During the 2006 Congressional reauthorization of the VRA, thousands of pages of testimony presented to Congress documented the continuing problems in covered jurisdictions, including Georgia.

“This decision requires that Congress act forcefully and expeditiously to protect voters of color and address the persistent threat of racial discrimination. Congress proved in 2006 as it did several times previously that preventing racial voting discrimination is a bipartisan goal. We are committed to working to ensure every necessary protection for the right to vote,” said Helen Butler, Executive Director, Coalition for the People’s Agenda.

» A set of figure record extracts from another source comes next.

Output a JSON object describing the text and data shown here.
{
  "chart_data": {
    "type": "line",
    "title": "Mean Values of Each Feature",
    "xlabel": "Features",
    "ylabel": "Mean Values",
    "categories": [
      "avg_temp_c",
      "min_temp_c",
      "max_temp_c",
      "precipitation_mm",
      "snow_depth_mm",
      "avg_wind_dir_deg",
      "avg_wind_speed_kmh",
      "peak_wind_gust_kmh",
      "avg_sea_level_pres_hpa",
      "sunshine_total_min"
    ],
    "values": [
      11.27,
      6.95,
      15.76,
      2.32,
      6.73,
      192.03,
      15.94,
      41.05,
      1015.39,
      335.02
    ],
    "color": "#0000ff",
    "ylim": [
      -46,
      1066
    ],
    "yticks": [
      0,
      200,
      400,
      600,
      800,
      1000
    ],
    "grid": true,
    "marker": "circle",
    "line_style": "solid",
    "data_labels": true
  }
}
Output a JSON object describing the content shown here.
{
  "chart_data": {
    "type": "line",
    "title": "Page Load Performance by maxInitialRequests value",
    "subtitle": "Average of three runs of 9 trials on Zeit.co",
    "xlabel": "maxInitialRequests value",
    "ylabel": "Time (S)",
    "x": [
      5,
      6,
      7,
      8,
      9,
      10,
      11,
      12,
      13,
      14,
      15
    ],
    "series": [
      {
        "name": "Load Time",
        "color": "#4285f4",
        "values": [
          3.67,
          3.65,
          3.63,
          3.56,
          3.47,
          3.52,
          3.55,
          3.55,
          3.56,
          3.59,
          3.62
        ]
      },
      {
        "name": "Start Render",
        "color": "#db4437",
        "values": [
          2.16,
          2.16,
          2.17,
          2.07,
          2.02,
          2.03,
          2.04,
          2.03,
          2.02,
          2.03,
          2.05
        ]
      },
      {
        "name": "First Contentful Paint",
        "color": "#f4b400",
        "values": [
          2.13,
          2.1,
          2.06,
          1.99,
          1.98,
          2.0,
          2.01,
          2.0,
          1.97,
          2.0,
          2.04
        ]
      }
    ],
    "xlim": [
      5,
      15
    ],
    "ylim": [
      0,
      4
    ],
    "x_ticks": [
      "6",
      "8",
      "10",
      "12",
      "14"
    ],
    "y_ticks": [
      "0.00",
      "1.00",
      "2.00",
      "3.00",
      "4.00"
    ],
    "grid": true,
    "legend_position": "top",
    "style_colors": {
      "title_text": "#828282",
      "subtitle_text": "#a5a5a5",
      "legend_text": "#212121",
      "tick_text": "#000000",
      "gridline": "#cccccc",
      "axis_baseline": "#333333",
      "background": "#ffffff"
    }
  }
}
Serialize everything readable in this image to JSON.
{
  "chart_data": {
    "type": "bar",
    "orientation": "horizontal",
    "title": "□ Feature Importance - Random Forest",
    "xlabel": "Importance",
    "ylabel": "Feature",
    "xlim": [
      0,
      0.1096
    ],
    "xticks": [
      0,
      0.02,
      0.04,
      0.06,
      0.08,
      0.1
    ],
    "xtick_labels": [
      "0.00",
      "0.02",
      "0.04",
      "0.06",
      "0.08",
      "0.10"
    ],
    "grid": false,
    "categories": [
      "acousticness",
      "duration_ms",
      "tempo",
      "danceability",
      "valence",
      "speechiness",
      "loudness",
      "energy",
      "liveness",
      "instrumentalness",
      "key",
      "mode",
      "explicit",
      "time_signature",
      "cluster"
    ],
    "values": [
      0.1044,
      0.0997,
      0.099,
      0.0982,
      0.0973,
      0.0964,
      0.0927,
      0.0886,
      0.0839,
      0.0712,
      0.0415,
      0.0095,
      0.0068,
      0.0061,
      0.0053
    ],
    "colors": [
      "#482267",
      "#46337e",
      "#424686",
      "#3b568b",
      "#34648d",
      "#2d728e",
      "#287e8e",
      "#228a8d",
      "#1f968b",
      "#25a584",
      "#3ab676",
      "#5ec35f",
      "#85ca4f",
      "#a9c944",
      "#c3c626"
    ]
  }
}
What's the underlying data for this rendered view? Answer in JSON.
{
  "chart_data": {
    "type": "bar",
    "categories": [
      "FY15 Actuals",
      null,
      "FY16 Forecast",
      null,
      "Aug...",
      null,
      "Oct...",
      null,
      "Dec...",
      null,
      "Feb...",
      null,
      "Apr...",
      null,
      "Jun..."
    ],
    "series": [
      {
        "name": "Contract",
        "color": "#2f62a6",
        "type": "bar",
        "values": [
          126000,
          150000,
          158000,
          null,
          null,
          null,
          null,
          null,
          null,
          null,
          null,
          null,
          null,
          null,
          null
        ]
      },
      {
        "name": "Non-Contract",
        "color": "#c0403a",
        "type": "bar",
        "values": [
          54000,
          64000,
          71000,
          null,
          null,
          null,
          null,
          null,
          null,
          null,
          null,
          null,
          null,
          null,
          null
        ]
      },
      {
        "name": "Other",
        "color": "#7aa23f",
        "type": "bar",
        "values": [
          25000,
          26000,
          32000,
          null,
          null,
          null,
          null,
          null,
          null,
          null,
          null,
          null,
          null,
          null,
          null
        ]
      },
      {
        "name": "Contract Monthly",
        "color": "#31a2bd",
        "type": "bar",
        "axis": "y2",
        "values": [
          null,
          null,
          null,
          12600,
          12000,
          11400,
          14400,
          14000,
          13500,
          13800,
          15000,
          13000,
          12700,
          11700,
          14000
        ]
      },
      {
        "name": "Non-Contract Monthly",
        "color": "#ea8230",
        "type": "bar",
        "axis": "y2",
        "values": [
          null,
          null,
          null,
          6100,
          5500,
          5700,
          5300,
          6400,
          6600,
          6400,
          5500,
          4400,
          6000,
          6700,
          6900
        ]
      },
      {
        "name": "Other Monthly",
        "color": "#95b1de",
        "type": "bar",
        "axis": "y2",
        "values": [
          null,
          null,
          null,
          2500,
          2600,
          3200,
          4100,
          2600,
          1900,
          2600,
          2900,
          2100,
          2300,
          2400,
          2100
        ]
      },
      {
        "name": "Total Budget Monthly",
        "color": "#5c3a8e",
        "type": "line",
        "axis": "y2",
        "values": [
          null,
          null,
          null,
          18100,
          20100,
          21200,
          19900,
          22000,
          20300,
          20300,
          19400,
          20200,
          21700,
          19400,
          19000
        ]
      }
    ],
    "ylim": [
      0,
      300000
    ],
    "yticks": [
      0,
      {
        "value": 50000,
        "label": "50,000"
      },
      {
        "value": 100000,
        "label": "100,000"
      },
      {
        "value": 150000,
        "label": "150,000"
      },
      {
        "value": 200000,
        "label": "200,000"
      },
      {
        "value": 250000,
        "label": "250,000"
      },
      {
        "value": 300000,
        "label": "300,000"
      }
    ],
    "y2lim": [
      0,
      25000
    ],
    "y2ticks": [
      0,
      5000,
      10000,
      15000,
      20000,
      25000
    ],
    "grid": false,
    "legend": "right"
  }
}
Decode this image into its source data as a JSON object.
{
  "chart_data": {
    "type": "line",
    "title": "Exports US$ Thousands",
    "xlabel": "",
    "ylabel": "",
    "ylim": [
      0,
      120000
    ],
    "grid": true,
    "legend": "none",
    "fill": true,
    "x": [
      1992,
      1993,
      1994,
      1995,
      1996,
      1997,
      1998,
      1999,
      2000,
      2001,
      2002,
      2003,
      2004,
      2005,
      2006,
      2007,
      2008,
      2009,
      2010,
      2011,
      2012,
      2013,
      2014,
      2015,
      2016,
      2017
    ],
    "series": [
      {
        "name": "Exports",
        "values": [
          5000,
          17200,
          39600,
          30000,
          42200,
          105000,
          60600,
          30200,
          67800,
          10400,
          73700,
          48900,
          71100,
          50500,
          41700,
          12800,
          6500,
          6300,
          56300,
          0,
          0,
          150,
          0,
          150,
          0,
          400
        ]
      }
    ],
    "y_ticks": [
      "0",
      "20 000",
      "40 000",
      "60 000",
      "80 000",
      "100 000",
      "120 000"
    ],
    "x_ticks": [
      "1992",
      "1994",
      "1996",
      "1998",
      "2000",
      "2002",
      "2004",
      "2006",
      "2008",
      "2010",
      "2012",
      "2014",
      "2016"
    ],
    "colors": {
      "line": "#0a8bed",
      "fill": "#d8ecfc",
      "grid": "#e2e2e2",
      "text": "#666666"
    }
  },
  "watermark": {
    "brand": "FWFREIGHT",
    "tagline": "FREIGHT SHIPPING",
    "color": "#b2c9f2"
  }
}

"While I'm sufficiently flabbergasted by at this decision -- who can make a convincing case that racial discrimination no longer exists in America? The future focus is clear.  We need a new Voting Rights Act that provides much broader and equitable protections to the process and to access to the polls.   We call for unity because the new battle is on,” said Dwayne Patterson with Partnership for Southern Equity.

“Our immediate “Call to Action” as voters is to contact our elected officials in Washington and tell them to ‘Get their Job Done!’ by enacting a formula that will reinstate the full strength of the Voting Rights Act to protect voters in Georgia and our nation”, said Elizabeth Poythress, President of the League of Women Voters of Georgia.

These groups are committed to keeping up the fight and ensuring Congress does what is necessary to protect every voter in this country from discrimination.



Georgia WAND is a women-led organization that seeks to direct women's voices into a powerful movement for social change. We work to reduce militarism and violence and redirect excessive military spending toward unmet human and environmental needs.